Daniel Martin: Moe Harkless. Rumors are circulating that Harkless could end up in the lottery, but, if he ends up outside of it, watch out. His size and length has caught the attention of scouts and, as he develops a killer scoring instinct, he becomes more and more dangerous. It could take him a few years to get his feet underneath him at the NBA level, but he is mature and willing to learn, which can only help him.

Mike Miller: Tony Wroten. Wroten’s got the skills and size to be a dynamic playmaker in the league. He’s also got the confidence. But he could just as easily languish on the bench for years because of poor decision-making and an erratic shot. But if he lands on a team that can capitalize on his talents, well, he’s the type who’ll make jaw-dropping plays others can’t envision, let alone pull off.

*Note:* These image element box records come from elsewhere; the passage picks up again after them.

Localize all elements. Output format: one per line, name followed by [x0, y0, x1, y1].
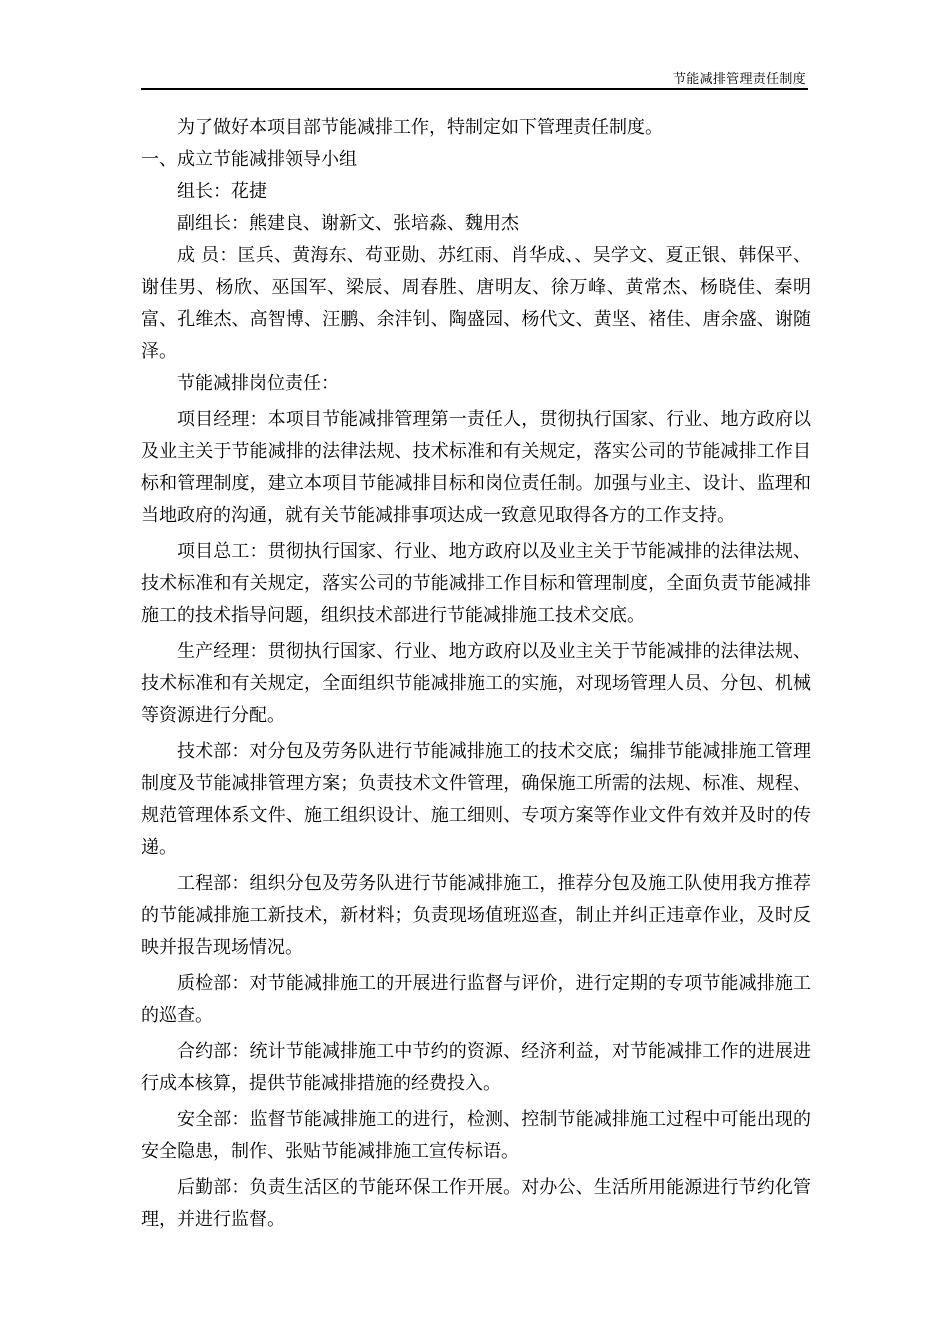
members-paragraph: 成 员：匡兵、黄海东、苟亚勋、苏红雨、肖华成、、吴学文、夏正银、韩保平、谢佳男、杨欣、巫国军、梁辰、周春胜、唐明友、徐万峰、黄常杰、杨晓佳、秦明富、孔维杰、高智博、汪鹏、余沣钊、陶盛园、杨代文、黄坚、褚佳、唐余盛、谢随泽。 [141, 245, 811, 362]
leader-line: 组长：花捷 [177, 181, 267, 202]
duty-project-manager: 项目经理：本项目节能减排管理第一责任人，贯彻执行国家、行业、地方政府以及业主关于节能减排的法律法规、技术标准和有关规定，落实公司的节能减排工作目标和管理制度，建立本项目节能减排目标和岗位责任制。加强与业主、设计、监理和当地政府的沟通，就有关节能减排事项达成一致意见取得各方的工作支持。 [141, 409, 811, 526]
duty-technical-dept: 技术部：对分包及劳务队进行节能减排施工的技术交底；编排节能减排施工管理制度及节能减排管理方案；负责技术文件管理，确保施工所需的法规、标准、规程、规范管理体系文件、施工组织设计、施工细则、专项方案等作业文件有效并及时的传递。 [141, 741, 811, 858]
duty-logistics-dept: 后勤部：负责生活区的节能环保工作开展。对办公、生活所用能源进行节约化管理，并进行监督。 [141, 1177, 811, 1230]
duty-contract-dept: 合约部：统计节能减排施工中节约的资源、经济利益，对节能减排工作的进展进行成本核算，提供节能减排措施的经费投入。 [141, 1041, 811, 1094]
duty-engineering-dept: 工程部：组织分包及劳务队进行节能减排施工，推荐分包及施工队使用我方推荐的节能减排施工新技术，新材料；负责现场值班巡查，制止并纠正违章作业，及时反映并报告现场情况。 [141, 873, 811, 958]
duty-chief-engineer: 项目总工：贯彻执行国家、行业、地方政府以及业主关于节能减排的法律法规、技术标准和有关规定，落实公司的节能减排工作目标和管理制度，全面负责节能减排施工的技术指导问题，组织技术部进行节能减排施工技术交底。 [141, 541, 811, 626]
page-header [141, 62, 808, 90]
header-title: 节能减排管理责任制度 [672, 72, 806, 87]
document-body [141, 112, 811, 1236]
duty-safety-dept: 安全部：监督节能减排施工的进行，检测、控制节能减排施工过程中可能出现的安全隐患，制作、张贴节能减排施工宣传标语。 [141, 1109, 811, 1162]
duties-heading: 节能减排岗位责任： [177, 373, 339, 394]
deputy-leaders-line: 副组长：熊建良、谢新文、张培淼、魏用杰 [177, 213, 519, 234]
duty-production-manager: 生产经理：贯彻执行国家、行业、地方政府以及业主关于节能减排的法律法规、技术标准和有关规定，全面组织节能减排施工的实施，对现场管理人员、分包、机械等资源进行分配。 [141, 641, 811, 726]
section-heading: 一、成立节能减排领导小组 [141, 149, 357, 170]
intro-paragraph: 为了做好本项目部节能减排工作，特制定如下管理责任制度。 [177, 117, 663, 138]
duty-quality-dept: 质检部：对节能减排施工的开展进行监督与评价，进行定期的专项节能减排施工的巡查。 [141, 973, 811, 1026]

Rob Dauster: I’m going to go with Royce White. White is an immensely talented player and a matchup nightmare as a 6-foot-8, 260 lb power forward that can run the point. The biggest red flag regarding White has to do with his anxiety issues and the trouble that he’s gotten into in the past, but he couldn’t have been more honest or forthcoming about them in the media in recent months. The biggest concern regarding White? His fear of flying. Is that why he canceled his remaining workouts?